ポール:多くのDFはボールばかりを見ているので、その瞬間に相手の背中をとることができれば、シュートを打つことができます。ですが、世界トップレベルのDFは、常に相手FWに手で触ることのできるポジションをとっているので、FWはDFと駆け引きをして、相手の視野から消える動きが重要になります。それとともに、ボールの動きを予測するプレーも大切です。日本のFWの選手は『予測するプレー』の精度を高めたら、もっとたくさんゴールを決めることができると思います。具体的には、味方がシュートを打つ前に、どのコースにボールが来るかを予測して動き出すプレーです。かつてレアル・マドリーで活躍した、ラウールは予測の動きがすばらしく上手でした。ラウールは身体が大きいわけでも、スピードがあるわけでもありませんが、スペイン代表とレアル・マドリーのエースとして、多くのゴールを決めてきました。彼は常に、味方がシュートを打つ前に予測して動き出していたのです。予測が速い選手は、ゴールを決めることができます。
――そろそろ時間が迫ってきました。最後の質問になりますが、日本のサッカーがよりよくなるために、どうすればいいと感じていますか?

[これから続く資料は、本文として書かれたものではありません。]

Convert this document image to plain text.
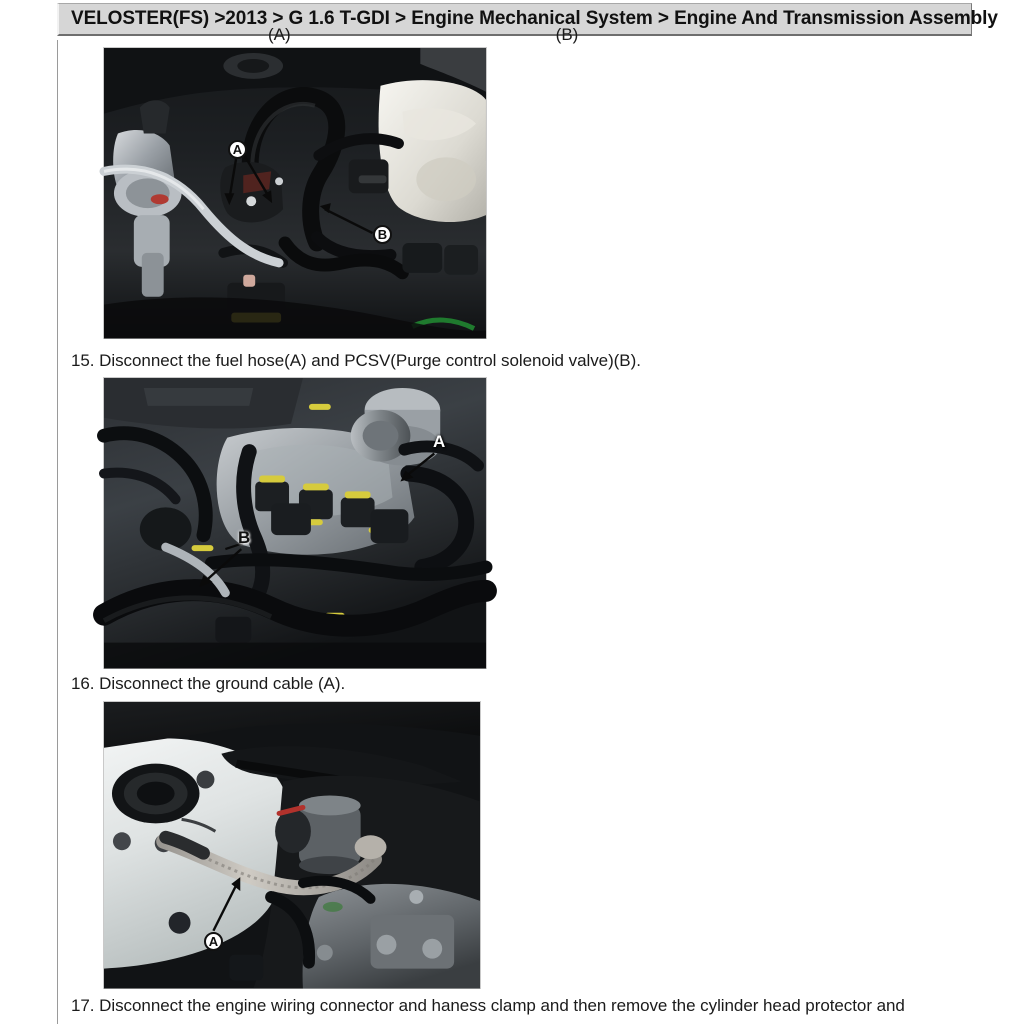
VELOSTER(FS) >2013 > G 1.6 T-GDI > Engine Mechanical System > Engine And Transmission Assembly
(A)	(B)
A
B
15. Disconnect the fuel hose(A) and PCSV(Purge control solenoid valve)(B).
A
B
16. Disconnect the ground cable (A).
A
17. Disconnect the engine wiring connector and haness clamp and then remove the cylinder head protector and
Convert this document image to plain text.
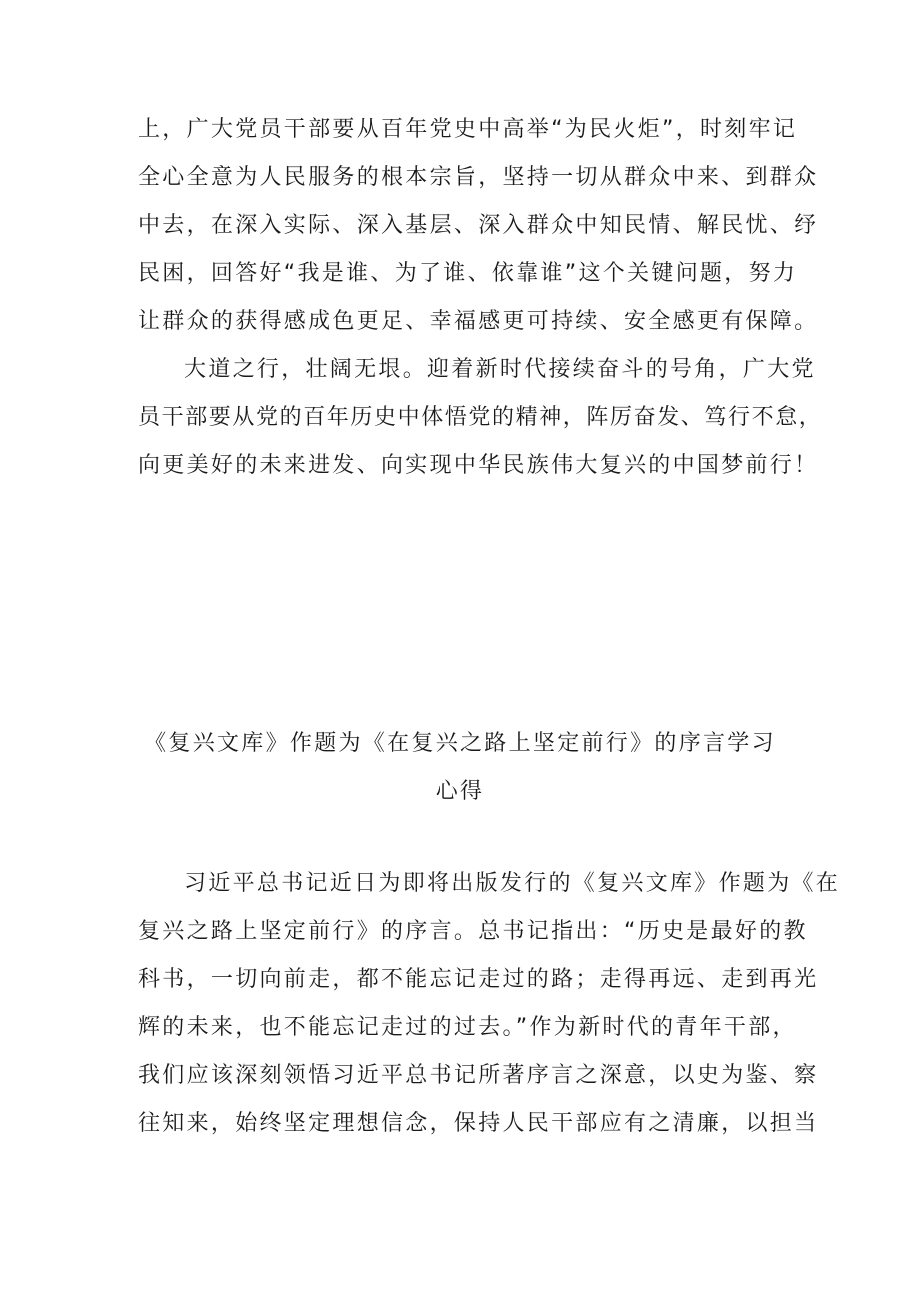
上，广大党员干部要从百年党史中高举“为民火炬”，时刻牢记
全心全意为人民服务的根本宗旨，坚持一切从群众中来、到群众
中去，在深入实际、深入基层、深入群众中知民情、解民忧、纾
民困，回答好“我是谁、为了谁、依靠谁”这个关键问题，努力
让群众的获得感成色更足、幸福感更可持续、安全感更有保障。
大道之行，壮阔无垠。迎着新时代接续奋斗的号角，广大党
员干部要从党的百年历史中体悟党的精神，阵厉奋发、笃行不怠，
向更美好的未来进发、向实现中华民族伟大复兴的中国梦前行！
《复兴文库》作题为《在复兴之路上坚定前行》的序言学习
心得
习近平总书记近日为即将出版发行的《复兴文库》作题为《在
复兴之路上坚定前行》的序言。总书记指出：“历史是最好的教
科书，一切向前走，都不能忘记走过的路；走得再远、走到再光
辉的未来，也不能忘记走过的过去。”作为新时代的青年干部，
我们应该深刻领悟习近平总书记所著序言之深意，以史为鉴、察
往知来，始终坚定理想信念，保持人民干部应有之清廉，以担当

福田:これから大切になるのが、ぼくたち日本人には、どういうサッカーが合うのかを確立していくことだと思います。そうすることで、子どもたちから大人まで、同じ哲学のもとにサッカーができるようになります。それに加えて、選手だけでなく、サッカーに関わる多くの人がたくさんの経験をしていくこと。いま、ヨーロッパでプレーしている日本の選手はたくさんいます。その経験をみんなで共有して、「あの選手がこう言っていたよな」と受け継いでいくことが、歴史をつくることにもなりますし、そうしてきたのがヨーロッパや南米の国々だと思います。経験の共有を繰り返していくことで、日本のサッカー文化も厚みを帯びていくと思います。

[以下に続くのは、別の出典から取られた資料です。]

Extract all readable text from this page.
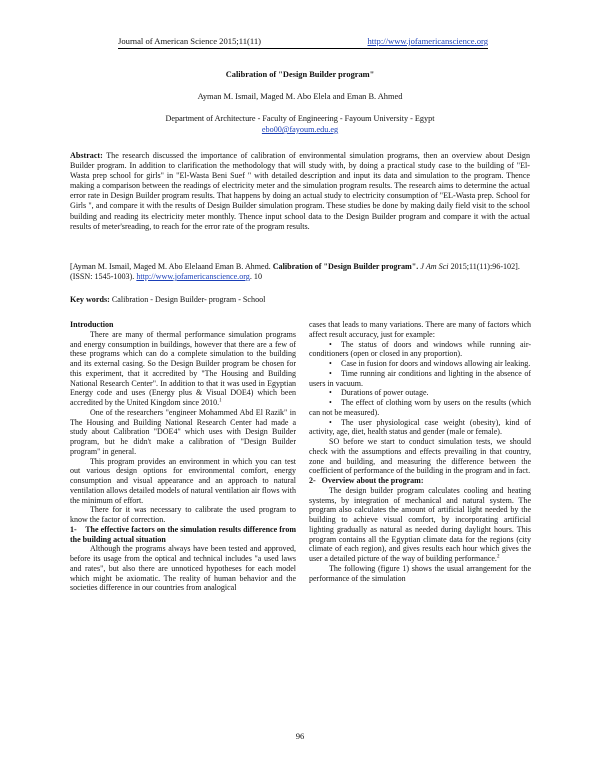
Journal of American Science 2015;11(11)	http://www.jofamericanscience.org
Calibration of "Design Builder program"
Ayman M. Ismail, Maged M. Abo Elela and Eman B. Ahmed
Department of Architecture - Faculty of Engineering - Fayoum University - Egypt
ebo00@fayoum.edu.eg
Abstract: The research discussed the importance of calibration of environmental simulation programs, then an overview about Design Builder program. In addition to clarification the methodology that will study with, by doing a practical study case to the building of "El- Wasta prep school for girls" in "El-Wasta Beni Suef " with detailed description and input its data and simulation to the program. Thence making a comparison between the readings of electricity meter and the simulation program results. The research aims to determine the actual error rate in Design Builder program results. That happens by doing an actual study to electricity consumption of "EL-Wasta prep. School for Girls ", and compare it with the results of Design Builder simulation program. These studies be done by making daily field visit to the school building and reading its electricity meter monthly. Thence input school data to the Design Builder program and compare it with the actual results of meter'sreading, to reach for the error rate of the program results.
[Ayman M. Ismail, Maged M. Abo Elelaand Eman B. Ahmed. Calibration of "Design Builder program". J Am Sci 2015;11(11):96-102]. (ISSN: 1545-1003). http://www.jofamericanscience.org. 10
Key words: Calibration - Design Builder- program - School

Introduction

There are many of thermal performance simulation programs and energy consumption in buildings, however that there are a few of these programs which can do a complete simulation to the building and its external casing. So the Design Builder program be chosen for this experiment, that it accredited by "The Housing and Building National Research Center". In addition to that it was used in Egyptian Energy code and uses (Energy plus & Visual DOE4) which been accredited by the United Kingdom since 2010.$^1$

One of the researchers "engineer Mohammed Abd El Razik" in The Housing and Building National Research Center had made a study about Calibration "DOE4" which uses with Design Builder program, but he didn't make a calibration of "Design Builder program" in general.

This program provides an environment in which you can test out various design options for environmental comfort, energy consumption and visual appearance and an approach to natural ventilation allows detailed models of natural ventilation air flows with the minimum of effort.

There for it was necessary to calibrate the used program to know the factor of correction.

1-    The effective factors on the simulation results difference from the building actual situation

Although the programs always have been tested and approved, before its usage from the optical and technical includes "a used laws and rates", but also there are unnoticed hypotheses for each model which might be axiomatic. The reality of human behavior and the societies difference in our countries from analogical

cases that leads to many variations. There are many of factors which affect result accuracy, just for example:

• The status of doors and windows while running air-conditioners (open or closed in any proportion).

• Case in fusion for doors and windows allowing air leaking.

• Time running air conditions and lighting in the absence of users in vacuum.

• Durations of power outage.

• The effect of clothing worn by users on the results (which can not be measured).

• The user physiological case weight (obesity), kind of activity, age, diet, health status and gender (male or female).

SO before we start to conduct simulation tests, we should check with the assumptions and effects prevailing in that country, zone and building, and measuring the difference between the coefficient of performance of the building in the program and in fact.

2-   Overview about the program:

The design builder program calculates cooling and heating systems, by integration of mechanical and natural system. The program also calculates the amount of artificial light needed by the building to achieve visual comfort, by incorporating artificial lighting gradually as natural as needed during daylight hours. This program contains all the Egyptian climate data for the regions (city climate of each region), and gives results each hour which gives the user a detailed picture of the way of building performance.$^2$

The following (figure 1) shows the usual arrangement for the performance of the simulation

96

ポール:日本サッカーはまだ歴史が浅いので、これから多くの経験を積み重ねて、日本のスタイルが出来上がっていくのだと思います。私自身、いまは日本に住んで、日々、子どもたちがサッカーを理解するための手助けをしています。これからも、日本サッカーの役に立つことができればと思っています。今日はありがとうございました。

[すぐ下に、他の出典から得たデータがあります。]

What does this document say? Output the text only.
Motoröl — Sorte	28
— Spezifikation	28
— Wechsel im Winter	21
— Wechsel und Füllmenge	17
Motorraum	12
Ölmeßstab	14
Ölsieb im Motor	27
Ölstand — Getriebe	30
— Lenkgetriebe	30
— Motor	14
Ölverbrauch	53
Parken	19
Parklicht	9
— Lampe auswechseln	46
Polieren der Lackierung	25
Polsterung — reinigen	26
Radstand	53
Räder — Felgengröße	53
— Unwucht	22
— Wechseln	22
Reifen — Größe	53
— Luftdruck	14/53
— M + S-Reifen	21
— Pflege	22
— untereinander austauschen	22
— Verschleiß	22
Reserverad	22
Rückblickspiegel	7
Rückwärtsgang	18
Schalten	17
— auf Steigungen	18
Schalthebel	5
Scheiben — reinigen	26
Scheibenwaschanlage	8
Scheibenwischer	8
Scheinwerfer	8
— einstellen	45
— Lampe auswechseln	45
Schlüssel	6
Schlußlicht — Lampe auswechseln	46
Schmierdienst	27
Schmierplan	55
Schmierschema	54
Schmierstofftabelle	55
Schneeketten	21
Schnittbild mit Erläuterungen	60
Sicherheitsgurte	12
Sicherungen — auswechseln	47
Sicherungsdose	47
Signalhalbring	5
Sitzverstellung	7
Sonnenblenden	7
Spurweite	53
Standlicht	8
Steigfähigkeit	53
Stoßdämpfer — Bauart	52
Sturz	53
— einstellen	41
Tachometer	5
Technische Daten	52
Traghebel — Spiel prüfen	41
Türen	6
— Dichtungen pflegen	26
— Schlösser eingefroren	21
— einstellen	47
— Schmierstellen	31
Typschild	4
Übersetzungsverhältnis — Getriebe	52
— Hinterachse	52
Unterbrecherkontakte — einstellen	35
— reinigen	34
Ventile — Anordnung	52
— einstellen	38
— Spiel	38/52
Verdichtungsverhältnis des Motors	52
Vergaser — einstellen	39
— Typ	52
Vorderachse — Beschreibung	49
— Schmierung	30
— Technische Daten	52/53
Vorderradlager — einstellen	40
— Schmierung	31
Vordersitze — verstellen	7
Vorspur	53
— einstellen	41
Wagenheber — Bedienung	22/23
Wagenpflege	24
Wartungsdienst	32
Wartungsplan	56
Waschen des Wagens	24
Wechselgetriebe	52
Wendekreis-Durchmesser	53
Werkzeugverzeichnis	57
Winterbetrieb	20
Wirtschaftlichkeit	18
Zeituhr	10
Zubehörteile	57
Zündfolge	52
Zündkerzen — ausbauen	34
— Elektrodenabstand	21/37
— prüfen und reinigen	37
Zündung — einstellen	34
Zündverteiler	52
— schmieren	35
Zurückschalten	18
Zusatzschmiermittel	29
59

福田:こちらこそ、楽しい時間をありがとうございました。
福田 健二(写真:左)
愛媛県新居浜市出身。ポジションはフォワード。年代別の日本代表で活躍し、アーセン・ベンゲル監督の下、名古屋グランパスエイトでプロデビュー。Jリーグ、パラグアイ、メキシコ、スペイン、ギリシャ、香港のリーグでプレー経験を持つ、国際派ストライカー。現在は、香港ファーストディビジョンリーグ・横浜FC香港に所属する。
ポール・デウロンデル(写真:右)
UEFA監督ライセンスA級を所持。サッカーサービス社において試合分析の責任者を務める。現在は、サッカーサービススクール常駐コーチとして来日中。サッカーサービス社は、スペイン、バルセロナに本拠を構えるプロの指導者集団。欧州名門クラブの育成監督などで構成され、リーガ・エスパニョーラトップチームの選手をはじめとした世界一流選手のパーソナルコンサルティングを行う。